Feng Li

School of Statistics and Mathematics

Central University of Finance and Economics

- Graphical facilities are an important and extremely versatile component of the R environment.
- It is possible to use the facilities to display a wide variety of statistical graphs and also to build entirely new types of graph

- High-level plotting functions create a new plot on the graphics device, possibly with axes, labels, titles and so on.
- Low-level plotting functions add more information to an existing plot, such as extra points, lines and labels.
- Interactive graphics functions allow you interactively add information to, or extract information from, an existing plot, using a pointing device such as a mouse.

Including

`plot()`

,`hist()`

...High-level plotting functions are designed to generate a complete plot of the data passed as arguments to the function.

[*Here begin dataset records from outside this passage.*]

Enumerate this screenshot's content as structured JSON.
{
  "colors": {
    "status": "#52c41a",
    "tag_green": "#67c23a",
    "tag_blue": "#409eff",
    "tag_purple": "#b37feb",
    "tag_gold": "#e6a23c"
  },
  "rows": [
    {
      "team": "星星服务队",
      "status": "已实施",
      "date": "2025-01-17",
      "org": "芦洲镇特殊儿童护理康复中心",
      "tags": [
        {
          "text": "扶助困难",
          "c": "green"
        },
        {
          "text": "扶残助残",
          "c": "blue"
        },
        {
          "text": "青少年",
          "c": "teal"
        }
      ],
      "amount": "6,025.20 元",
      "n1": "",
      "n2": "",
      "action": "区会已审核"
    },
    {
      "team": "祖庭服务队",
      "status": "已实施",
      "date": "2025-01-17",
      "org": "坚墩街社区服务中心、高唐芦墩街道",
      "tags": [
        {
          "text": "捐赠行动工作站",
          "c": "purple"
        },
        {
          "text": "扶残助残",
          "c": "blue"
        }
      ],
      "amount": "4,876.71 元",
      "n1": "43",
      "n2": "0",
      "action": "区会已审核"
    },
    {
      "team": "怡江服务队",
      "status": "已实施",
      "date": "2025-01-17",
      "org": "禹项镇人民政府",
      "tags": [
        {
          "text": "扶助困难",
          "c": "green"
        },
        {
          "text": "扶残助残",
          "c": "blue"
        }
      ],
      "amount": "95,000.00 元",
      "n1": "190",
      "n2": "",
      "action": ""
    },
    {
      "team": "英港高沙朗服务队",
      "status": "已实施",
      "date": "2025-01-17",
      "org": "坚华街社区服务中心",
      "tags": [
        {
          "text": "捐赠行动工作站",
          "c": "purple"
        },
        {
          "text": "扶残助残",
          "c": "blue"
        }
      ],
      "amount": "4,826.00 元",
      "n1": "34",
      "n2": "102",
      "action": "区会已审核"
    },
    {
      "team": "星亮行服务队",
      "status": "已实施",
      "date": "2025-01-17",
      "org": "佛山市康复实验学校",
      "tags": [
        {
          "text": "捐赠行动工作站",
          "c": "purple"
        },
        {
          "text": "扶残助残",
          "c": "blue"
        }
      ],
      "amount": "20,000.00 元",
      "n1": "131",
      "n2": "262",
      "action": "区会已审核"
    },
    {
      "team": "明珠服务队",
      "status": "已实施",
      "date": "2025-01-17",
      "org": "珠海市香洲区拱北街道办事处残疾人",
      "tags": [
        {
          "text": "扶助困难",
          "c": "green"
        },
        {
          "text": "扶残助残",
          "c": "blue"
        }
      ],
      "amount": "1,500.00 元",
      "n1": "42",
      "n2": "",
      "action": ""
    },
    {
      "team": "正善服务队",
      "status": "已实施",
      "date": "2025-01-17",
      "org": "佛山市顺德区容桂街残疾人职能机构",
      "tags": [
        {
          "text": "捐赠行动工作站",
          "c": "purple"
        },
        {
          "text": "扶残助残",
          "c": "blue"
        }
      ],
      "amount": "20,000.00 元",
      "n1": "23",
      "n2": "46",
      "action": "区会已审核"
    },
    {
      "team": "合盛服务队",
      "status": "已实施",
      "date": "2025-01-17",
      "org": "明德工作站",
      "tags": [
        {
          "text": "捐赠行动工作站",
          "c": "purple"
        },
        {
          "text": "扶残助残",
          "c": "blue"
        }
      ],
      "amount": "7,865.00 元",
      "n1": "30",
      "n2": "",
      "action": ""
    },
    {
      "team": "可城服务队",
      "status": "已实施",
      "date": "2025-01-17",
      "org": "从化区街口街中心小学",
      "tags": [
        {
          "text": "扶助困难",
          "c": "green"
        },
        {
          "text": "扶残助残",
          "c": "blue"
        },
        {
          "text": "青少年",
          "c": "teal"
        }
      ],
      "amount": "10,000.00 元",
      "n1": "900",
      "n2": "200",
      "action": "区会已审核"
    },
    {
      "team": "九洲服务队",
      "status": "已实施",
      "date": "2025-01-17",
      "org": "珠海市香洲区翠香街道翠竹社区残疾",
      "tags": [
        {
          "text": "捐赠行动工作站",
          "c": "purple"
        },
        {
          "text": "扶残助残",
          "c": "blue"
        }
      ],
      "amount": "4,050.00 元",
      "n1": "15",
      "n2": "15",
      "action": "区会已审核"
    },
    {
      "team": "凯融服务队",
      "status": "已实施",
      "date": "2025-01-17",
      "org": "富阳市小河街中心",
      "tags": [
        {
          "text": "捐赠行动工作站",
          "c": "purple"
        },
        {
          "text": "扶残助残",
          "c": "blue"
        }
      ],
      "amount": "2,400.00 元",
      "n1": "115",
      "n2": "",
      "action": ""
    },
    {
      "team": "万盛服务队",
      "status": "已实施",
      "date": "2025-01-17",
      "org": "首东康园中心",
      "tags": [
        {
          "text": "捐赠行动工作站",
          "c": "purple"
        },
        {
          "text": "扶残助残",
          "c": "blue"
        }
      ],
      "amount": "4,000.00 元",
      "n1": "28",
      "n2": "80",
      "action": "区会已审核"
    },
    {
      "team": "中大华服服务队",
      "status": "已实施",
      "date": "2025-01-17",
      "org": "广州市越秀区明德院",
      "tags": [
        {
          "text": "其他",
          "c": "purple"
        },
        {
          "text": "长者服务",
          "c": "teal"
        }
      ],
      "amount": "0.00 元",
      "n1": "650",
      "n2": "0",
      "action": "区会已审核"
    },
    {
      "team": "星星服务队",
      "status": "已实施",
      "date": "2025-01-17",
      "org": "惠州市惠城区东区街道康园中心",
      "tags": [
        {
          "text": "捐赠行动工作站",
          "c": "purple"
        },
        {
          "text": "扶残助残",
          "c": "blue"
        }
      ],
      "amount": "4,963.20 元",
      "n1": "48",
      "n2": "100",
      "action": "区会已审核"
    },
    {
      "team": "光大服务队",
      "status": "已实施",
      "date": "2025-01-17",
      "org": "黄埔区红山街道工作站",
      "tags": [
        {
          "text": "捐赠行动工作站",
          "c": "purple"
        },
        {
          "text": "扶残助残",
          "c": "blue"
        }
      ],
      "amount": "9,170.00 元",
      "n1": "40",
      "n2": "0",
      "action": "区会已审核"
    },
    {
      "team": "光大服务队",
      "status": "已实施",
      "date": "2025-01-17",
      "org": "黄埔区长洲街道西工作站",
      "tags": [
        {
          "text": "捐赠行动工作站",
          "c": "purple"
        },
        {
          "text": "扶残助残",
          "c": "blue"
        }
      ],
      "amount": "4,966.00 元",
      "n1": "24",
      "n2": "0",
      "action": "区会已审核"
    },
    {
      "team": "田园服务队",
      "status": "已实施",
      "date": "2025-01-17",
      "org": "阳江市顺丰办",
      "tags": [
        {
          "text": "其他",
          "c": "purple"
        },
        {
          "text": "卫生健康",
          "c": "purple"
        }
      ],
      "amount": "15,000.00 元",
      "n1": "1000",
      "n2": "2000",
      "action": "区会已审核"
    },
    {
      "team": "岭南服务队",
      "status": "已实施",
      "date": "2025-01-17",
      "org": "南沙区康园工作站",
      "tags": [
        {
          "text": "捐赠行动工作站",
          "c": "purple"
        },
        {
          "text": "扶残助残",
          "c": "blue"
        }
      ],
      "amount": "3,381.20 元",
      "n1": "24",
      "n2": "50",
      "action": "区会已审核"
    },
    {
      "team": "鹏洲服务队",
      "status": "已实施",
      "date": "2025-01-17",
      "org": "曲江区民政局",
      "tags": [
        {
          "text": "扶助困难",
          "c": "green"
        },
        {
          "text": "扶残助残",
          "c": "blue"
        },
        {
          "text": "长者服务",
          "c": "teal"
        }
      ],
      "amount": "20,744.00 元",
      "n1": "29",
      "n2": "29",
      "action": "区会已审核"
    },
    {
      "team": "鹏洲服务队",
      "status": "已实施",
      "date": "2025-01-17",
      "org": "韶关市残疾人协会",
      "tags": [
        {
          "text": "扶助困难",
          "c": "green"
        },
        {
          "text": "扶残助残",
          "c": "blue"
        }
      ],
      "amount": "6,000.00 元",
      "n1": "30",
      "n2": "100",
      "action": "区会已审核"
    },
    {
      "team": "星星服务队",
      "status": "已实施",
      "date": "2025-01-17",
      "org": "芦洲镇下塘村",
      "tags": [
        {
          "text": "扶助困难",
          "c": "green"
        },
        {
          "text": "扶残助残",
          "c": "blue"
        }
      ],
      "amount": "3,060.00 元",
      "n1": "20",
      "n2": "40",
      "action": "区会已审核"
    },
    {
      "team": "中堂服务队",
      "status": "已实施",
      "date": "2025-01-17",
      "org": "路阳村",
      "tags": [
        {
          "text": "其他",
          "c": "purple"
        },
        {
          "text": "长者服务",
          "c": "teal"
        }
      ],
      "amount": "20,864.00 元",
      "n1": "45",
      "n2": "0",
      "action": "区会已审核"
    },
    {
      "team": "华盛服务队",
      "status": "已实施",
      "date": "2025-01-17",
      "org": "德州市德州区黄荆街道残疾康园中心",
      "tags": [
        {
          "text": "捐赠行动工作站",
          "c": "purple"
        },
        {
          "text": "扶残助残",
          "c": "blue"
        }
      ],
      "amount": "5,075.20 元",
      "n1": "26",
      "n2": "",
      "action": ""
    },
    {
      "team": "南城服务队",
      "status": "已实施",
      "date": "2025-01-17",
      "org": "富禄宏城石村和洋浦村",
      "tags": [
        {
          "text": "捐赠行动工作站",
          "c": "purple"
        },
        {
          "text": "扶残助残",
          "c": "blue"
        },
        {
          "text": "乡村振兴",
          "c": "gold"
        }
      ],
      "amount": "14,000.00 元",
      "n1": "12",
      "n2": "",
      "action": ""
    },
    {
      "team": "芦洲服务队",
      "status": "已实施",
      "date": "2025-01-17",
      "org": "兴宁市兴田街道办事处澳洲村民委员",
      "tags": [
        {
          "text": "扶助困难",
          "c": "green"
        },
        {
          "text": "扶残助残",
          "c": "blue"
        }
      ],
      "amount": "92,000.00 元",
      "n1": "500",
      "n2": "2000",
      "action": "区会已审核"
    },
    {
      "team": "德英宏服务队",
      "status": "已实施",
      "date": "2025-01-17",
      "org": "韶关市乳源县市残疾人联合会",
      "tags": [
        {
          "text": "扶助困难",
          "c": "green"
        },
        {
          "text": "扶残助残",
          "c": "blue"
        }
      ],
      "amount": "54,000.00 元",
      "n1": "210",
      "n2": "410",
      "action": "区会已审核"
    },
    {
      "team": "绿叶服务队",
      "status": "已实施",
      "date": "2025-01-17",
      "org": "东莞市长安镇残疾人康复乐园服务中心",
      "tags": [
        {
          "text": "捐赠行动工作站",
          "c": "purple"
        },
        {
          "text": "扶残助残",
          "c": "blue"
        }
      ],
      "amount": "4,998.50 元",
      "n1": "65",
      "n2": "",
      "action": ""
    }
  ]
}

Where appropriate, axes, labels and titles are automatically generated (unless you request otherwise.)

High-level plotting commands always start a new plot, erasing the current plot if necessary.

Sometimes the high-level plotting functions do not produce exactly the kind of plot you desire.

In this case, low-level plotting commands can be used to add extra information (such as points, lines or text) to the current plot.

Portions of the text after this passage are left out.